Salah satu gerakan pemurnian ajaran Islam di Indonesia yang lahir pada abad ke-
19 adalah Gerakan Rifai’yah atau juga gerakan Santri Tarjumah yang digalang oleh
KH. Ahmad Rifa’i (1786-1870) di kalisalak, Batang, Jawa Tengah. Sartono Kartodirdjo
mentipologikan gerakan yang dimotori KH. Ahmad Rifa’i ini sebagai puritanical.
Gerakan dan protes sosial yang muncul dari kalangan pribumi, khususnya
kelompok Islam, sudah terjadi sejak awal abad ke 20. Hal ini merupakan respon atas
hegemoni kolonial Negara Barat (Westeren Countries) kepada negara-negara Muslim di
kawasan Asia.2 Menurut Susanto, gerakan dan protes sosial telah mengalami dinamika
atas persoalan yang dihadapi oleh setiap momen dan sejarah. Dinamika ini sebagai
bentuk protes yang dilakukan oleh sebagian kelompok karena merasa dirugikan.

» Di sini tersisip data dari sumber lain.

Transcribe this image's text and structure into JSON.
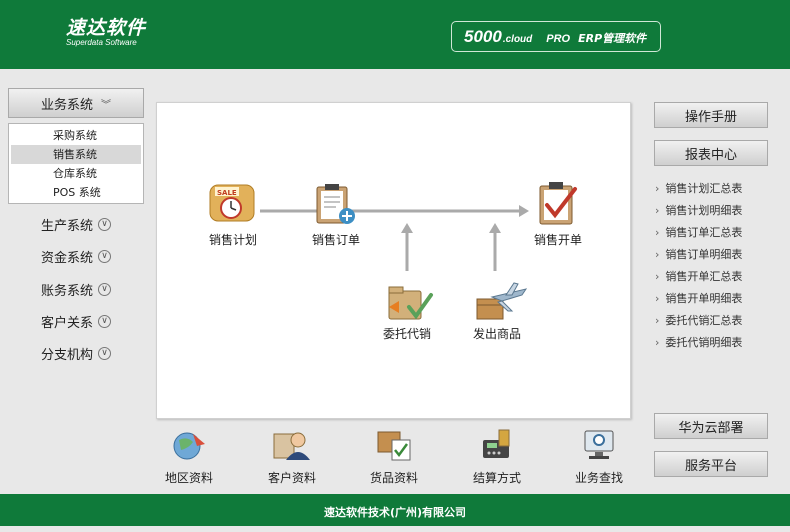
{
  "header": {
    "logo_cn": "速达软件",
    "logo_en": "Superdata Software",
    "brand_num": "5000",
    "brand_cloud": ".cloud",
    "brand_pro": "PRO",
    "brand_erp": "ERP管理软件"
  },
  "sidebar": {
    "active_menu": "业务系统",
    "submenu": [
      "采购系统",
      "销售系统",
      "仓库系统",
      "POS 系统"
    ],
    "selected_submenu": "销售系统",
    "menus": [
      "生产系统",
      "资金系统",
      "账务系统",
      "客户关系",
      "分支机构"
    ]
  },
  "flow": {
    "sales_plan": "销售计划",
    "sales_order": "销售订单",
    "sales_invoice": "销售开单",
    "consignment": "委托代销",
    "ship_goods": "发出商品"
  },
  "right": {
    "manual": "操作手册",
    "report_center": "报表中心",
    "reports": [
      "销售计划汇总表",
      "销售计划明细表",
      "销售订单汇总表",
      "销售订单明细表",
      "销售开单汇总表",
      "销售开单明细表",
      "委托代销汇总表",
      "委托代销明细表"
    ],
    "huawei": "华为云部署",
    "service": "服务平台"
  },
  "bottom": [
    "地区资料",
    "客户资料",
    "货品资料",
    "结算方式",
    "业务查找"
  ],
  "footer": "速达软件技术(广州)有限公司",
  "colors": {
    "brand_green": "#0f7a3a"
  }
}
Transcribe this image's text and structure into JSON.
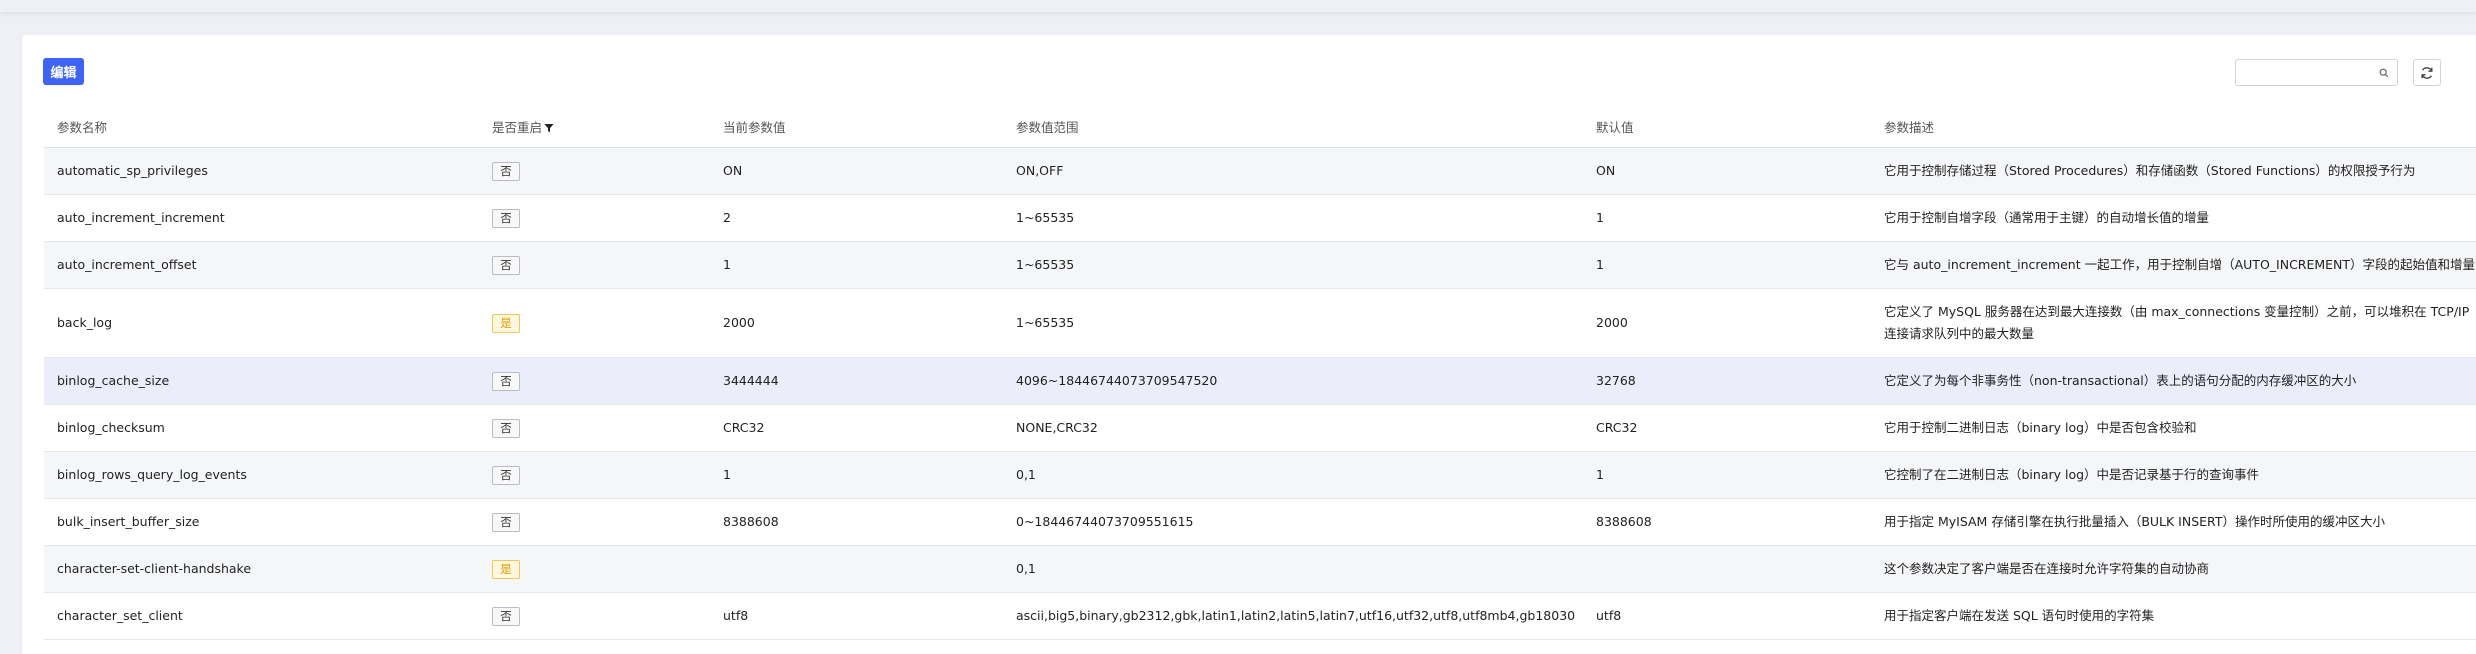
{
  "toolbar": {
    "edit_label": "编辑",
    "search_value": "",
    "search_placeholder": ""
  },
  "columns": [
    "参数名称",
    "是否重启",
    "当前参数值",
    "参数值范围",
    "默认值",
    "参数描述"
  ],
  "rows": [
    {
      "name": "automatic_sp_privileges",
      "restart": "否",
      "restart_flag": "no",
      "current": "ON",
      "range": "ON,OFF",
      "default": "ON",
      "desc": "它用于控制存储过程（Stored Procedures）和存储函数（Stored Functions）的权限授予行为"
    },
    {
      "name": "auto_increment_increment",
      "restart": "否",
      "restart_flag": "no",
      "current": "2",
      "range": "1~65535",
      "default": "1",
      "desc": "它用于控制自增字段（通常用于主键）的自动增长值的增量"
    },
    {
      "name": "auto_increment_offset",
      "restart": "否",
      "restart_flag": "no",
      "current": "1",
      "range": "1~65535",
      "default": "1",
      "desc": "它与 auto_increment_increment 一起工作，用于控制自增（AUTO_INCREMENT）字段的起始值和增量"
    },
    {
      "name": "back_log",
      "restart": "是",
      "restart_flag": "yes",
      "current": "2000",
      "range": "1~65535",
      "default": "2000",
      "desc": "它定义了 MySQL 服务器在达到最大连接数（由 max_connections 变量控制）之前，可以堆积在 TCP/IP 连接请求队列中的最大数量"
    },
    {
      "name": "binlog_cache_size",
      "restart": "否",
      "restart_flag": "no",
      "current": "3444444",
      "range": "4096~18446744073709547520",
      "default": "32768",
      "desc": "它定义了为每个非事务性（non-transactional）表上的语句分配的内存缓冲区的大小"
    },
    {
      "name": "binlog_checksum",
      "restart": "否",
      "restart_flag": "no",
      "current": "CRC32",
      "range": "NONE,CRC32",
      "default": "CRC32",
      "desc": "它用于控制二进制日志（binary log）中是否包含校验和"
    },
    {
      "name": "binlog_rows_query_log_events",
      "restart": "否",
      "restart_flag": "no",
      "current": "1",
      "range": "0,1",
      "default": "1",
      "desc": "它控制了在二进制日志（binary log）中是否记录基于行的查询事件"
    },
    {
      "name": "bulk_insert_buffer_size",
      "restart": "否",
      "restart_flag": "no",
      "current": "8388608",
      "range": "0~18446744073709551615",
      "default": "8388608",
      "desc": "用于指定 MyISAM 存储引擎在执行批量插入（BULK INSERT）操作时所使用的缓冲区大小"
    },
    {
      "name": "character-set-client-handshake",
      "restart": "是",
      "restart_flag": "yes",
      "current": "",
      "range": "0,1",
      "default": "",
      "desc": "这个参数决定了客户端是否在连接时允许字符集的自动协商"
    },
    {
      "name": "character_set_client",
      "restart": "否",
      "restart_flag": "no",
      "current": "utf8",
      "range": "ascii,big5,binary,gb2312,gbk,latin1,latin2,latin5,latin7,utf16,utf32,utf8,utf8mb4,gb18030",
      "default": "utf8",
      "desc": "用于指定客户端在发送 SQL 语句时使用的字符集"
    }
  ],
  "colors": {
    "primary": "#3d64f4",
    "badge_yes_border": "#f4c55a",
    "badge_yes_text": "#e09a00",
    "row_highlight": "#ebeefa"
  },
  "icons": {
    "search": "search-icon",
    "refresh": "refresh-icon",
    "filter": "filter-icon"
  }
}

Kerugian yang dihadapi, secara umum, terjadi karena hegemoni pemerintah yang tidak
mempertimbangkan tuntutan kelompok yang melakukan protes.
Dari berbagai kisah protes sosial telah menunjukkan bahwa Indonesia merupakan
negara yang memiliki segudang cerita tentang aksi pemberontakan dan aksi sosial yang
dilakukan oleh kelompok masyarakat. Cerita gerakan dan protes sosial ini selalu
diinisiasi oleh local strongman. Salah satu local strongman dalam kajian ini adalah Kiai
Haji (KH) Ahmad Rifa’i— akrab dengan sapaan Haji Rifa’i—di Pekalongan. Tokoh ini
merupakan sosok yang menggerakan masa untuk melawan Belanda melalui komunitas
yang bernama Tarekat Rifa’iyah. 4 Bentuk gerakan Haji Rifa’i merupakan wujud protes
sosial yang menggunakan pendekatan rasional-struktural.5 Untuk itu, gerakan model
pendekatan ini berbeda dengan masalah penelitian terdahulu yang telah disebutkan di
atas. Fenomena Haji Rifa’i perlu mendapatkan perhatian serius. Peneliti menelusuri
berbagai literatur belum ada yang sepadan dengan gerakan model yang menamakan diri
tarekat Rifa’iyah. Ini menarik untuk mengeksplorasi lebih mendalam tentang model
dakwah sebagai metode penyebaran Islam, di sisi lain juga menjadi alat ampuh
mendoktrin masyarakat untuk melawan hegemoni kolonial Belanda—di era modern
mereka menyebut pemerintah zalim

B. Pertanyaan
1. Bagaimana Sejarah Tarekat Rifa’iyah dan Tokoh yang berpengaruh?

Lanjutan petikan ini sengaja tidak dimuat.